Non ha offeso la reputazione del collega. A stabilirlo è il Tribunale di Trapani che ha assolto “per non aver commesso il fatto” il giornalista Gianfranco Criscenti, accusato di aver diffamato il collega Rino Giacalone attraverso alcuni post su Facebook.
La vicenda ha inizio tra marzo e aprile del 2015, quando Criscenti scrive (senza fare alcun nome) di non accettare lezioni di giornalismo da chi per mesi aveva scritto “contro un imprenditore (il cui fratello è ritenuto vicino a Matteo Messina Denaro) e poi, non appena la compagna ottiene – dall’imprenditore preso di mira - un ufficio stampa, questi diventa una persona da lodare, un esempio da seguire”. “E se questo non dovesse bastare – aveva aggiunto - il ‘maestro’ della legalità è andato a cena con l’imprenditore in questione ed anche con il fratello che sarebbe legato al boss latitante (la cena è documentata da una foto)”.
Tra i post della primavera dello stesso anno, ce n’è uno che riguarda “un insospettabile personaggio” finito “iscritto nel registro degli indagati per ipotesi di reato legate alla sua professione”. Anche in questo caso, nessun nome. Succede però che un’emittente locale della provincia di Trapani (Telesud), si incuriosisce e fa uscire la notizia compreso il nome: quello di Rino Giacalone.

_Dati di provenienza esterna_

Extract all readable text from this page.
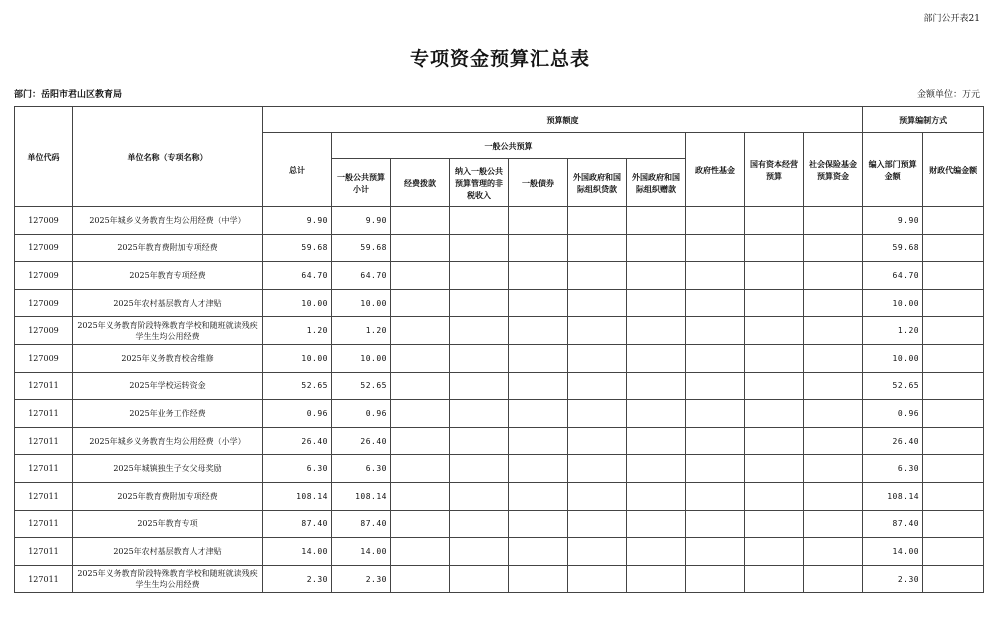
部门公开表21
专项资金预算汇总表
部门：岳阳市君山区教育局	金额单位：万元
单位代码	单位名称（专项名称）	预算额度										预算编制方式	
		总计	一般公共预算						政府性基金	国有资本经营预算	社会保险基金预算资金	编入部门预算金额	财政代编金额
			一般公共预算小计	经费拨款	纳入一般公共预算管理的非税收入	一般债券	外国政府和国际组织贷款	外国政府和国际组织赠款					
127009	2025年城乡义务教育生均公用经费（中学）	9.90	9.90									9.90	
127009	2025年教育费附加专项经费	59.68	59.68									59.68	
127009	2025年教育专项经费	64.70	64.70									64.70	
127009	2025年农村基层教育人才津贴	10.00	10.00									10.00	
127009	2025年义务教育阶段特殊教育学校和随班就读残疾学生生均公用经费	1.20	1.20									1.20	
127009	2025年义务教育校舍维修	10.00	10.00									10.00	
127011	2025年学校运转资金	52.65	52.65									52.65	
127011	2025年业务工作经费	0.96	0.96									0.96	
127011	2025年城乡义务教育生均公用经费（小学）	26.40	26.40									26.40	
127011	2025年城镇独生子女父母奖励	6.30	6.30									6.30	
127011	2025年教育费附加专项经费	108.14	108.14									108.14	
127011	2025年教育专项	87.40	87.40									87.40	
127011	2025年农村基层教育人才津贴	14.00	14.00									14.00	
127011	2025年义务教育阶段特殊教育学校和随班就读残疾学生生均公用经费	2.30	2.30									2.30	
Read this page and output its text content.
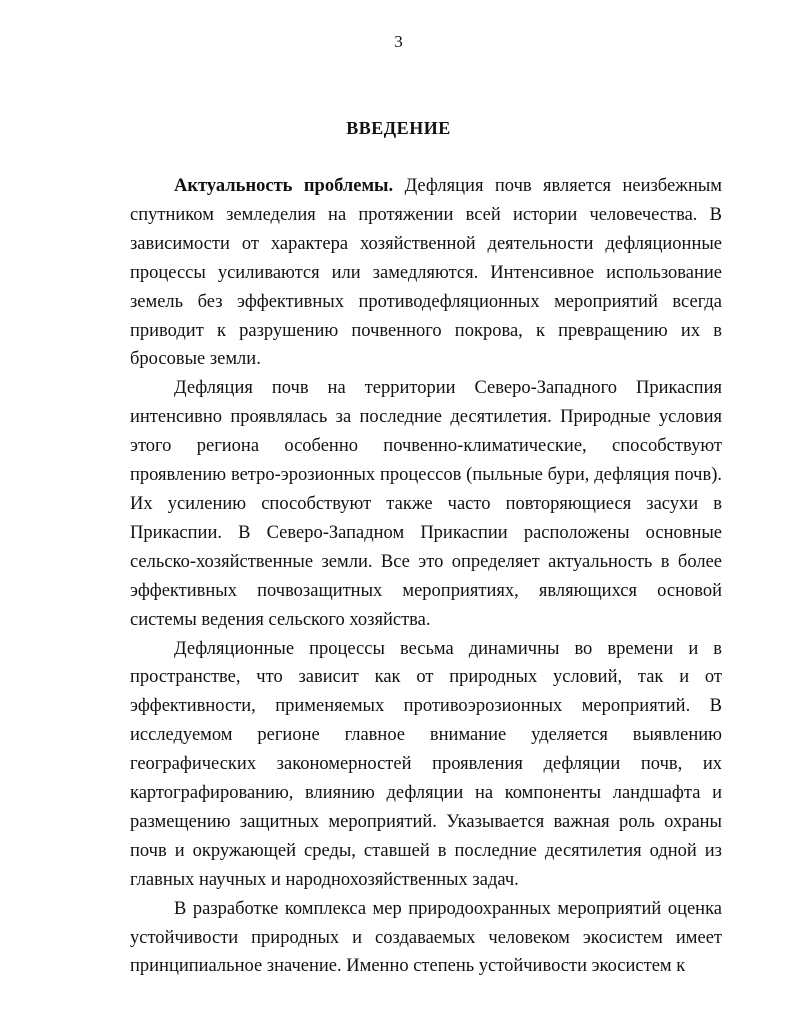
3
ВВЕДЕНИЕ

Актуальность проблемы. Дефляция почв является неизбежным спутником земледелия на протяжении всей истории человечества. В зависимости от характера хозяйственной деятельности дефляционные процессы усиливаются или замедляются. Интенсивное использование земель без эффективных противодефляционных мероприятий всегда приводит к разрушению почвенного покрова, к превращению их в бросовые земли.

Дефляция почв на территории Северо-Западного Прикаспия интенсивно проявлялась за последние десятилетия. Природные условия этого региона особенно почвенно-климатические, способствуют проявлению ветро-эрозионных процессов (пыльные бури, дефляция почв). Их усилению способствуют также часто повторяющиеся засухи в Прикаспии. В Северо-Западном Прикаспии расположены основные сельско-хозяйственные земли. Все это определяет актуальность в более эффективных почвозащитных мероприятиях, являющихся основой системы ведения сельского хозяйства.

Дефляционные процессы весьма динамичны во времени и в пространстве, что зависит как от природных условий, так и от эффективности, применяемых противоэрозионных мероприятий. В исследуемом регионе главное внимание уделяется выявлению географических закономерностей проявления дефляции почв, их картографированию, влиянию дефляции на компоненты ландшафта и размещению защитных мероприятий. Указывается важная роль охраны почв и окружающей среды, ставшей в последние десятилетия одной из главных научных и народнохозяйственных задач.

В разработке комплекса мер природоохранных мероприятий оценка устойчивости природных и создаваемых человеком экосистем имеет принципиальное значение. Именно степень устойчивости экосистем к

Notizia che però non viene confermata, nonostante la fonte di Criscenti fosse considerata di assoluta attendibilità.
Ovviamente Giacalone querela Telesud che, nel novembre del 2019, viene condannata ad un risarcimento di 33 mila euro per aver dato una notizia falsa.
Fino ad allora, nessuna querela per Criscenti, che nei suoi post senza riferimenti nominativi, non aveva diffamato nessuno.
Ma, proprio in una delle udienze del processo contro Telesud (il 27 giugno 2019), succede qualcosa: Criscenti viene chiamato come teste, il giudice gli chiede chi fosse il destinatario di quei suoi post ed il giornalista, avendo l’obbligo di dire la verità, svela il nome di Giacalone. Che a quel punto querela anche lui. E’ su questo che si è basato il procedimento che a gennaio del 2021 ha visto Criscenti a giudizio per rispondere del reato di diffamazione aggravata su fatti del 2015, forzatamente completatisi nel 2019.
Dal momento che però nessuno può essere costretto ad agire a proprio danno (il cosiddetto principio giuridico del nemo tenetur se detegere), l’avvocato Massimo Gagliardo, legale di Criscenti, ha eccepito l’inutilizzabilità delle dichiarazioni rese nel processo che riguardava Telesud. Il giudice l’ha accolta, assolvendo il giornalista per non aver commesso il fatto.
Non si è trattato dunque di un cavillo, come se si fosse rilevato un errore in una data di nascita, un nome storpiato o l’assenza di una notifica, ma della tutela del fondamentale “diritto al silenzio”. Nelle motivazioni della sentenza, il giudice spiega infatti che nel “caso in cui un soggetto, chiamato a deporre in qualità di teste, renda dichiarazioni dalle quali emergano indizi di reità a suo carico”, l’autorità procedente deve subito interrompere l’esame “avvertendo la persona che a seguito di quelle dichiarazioni e in virtù della mutata veste processuale, potranno essere svolte indagini nei suoi confronti, invitandola a nominare un difensore di fiducia”. E tutte le dichiarazioni prima dell’avvertimento non potranno essere utilizzate contro la persona che le ha rese, pur valendo invece nel contesto del processo in cui il teste è stato chiamato.
Ma “nessun avvertimento – si legge nella sentenza - risulta essere stato fatto dal Giudice all’udienza del 27/6/2019 al Criscenti nel momento in cui gli venivano formulate domande su pregresse pubblicazioni effettuate dallo stesso su Facebook”.
E’ per questo che il processo si è concluso alla prima udienza utile, in cui salta all’occhio che anche lo stesso pm, nelle conclusioni delle parti, aveva chiesto “emettersi sentenza di NDP ex art. 129 c.p.p.”, ovvero di “non luogo a procedere”.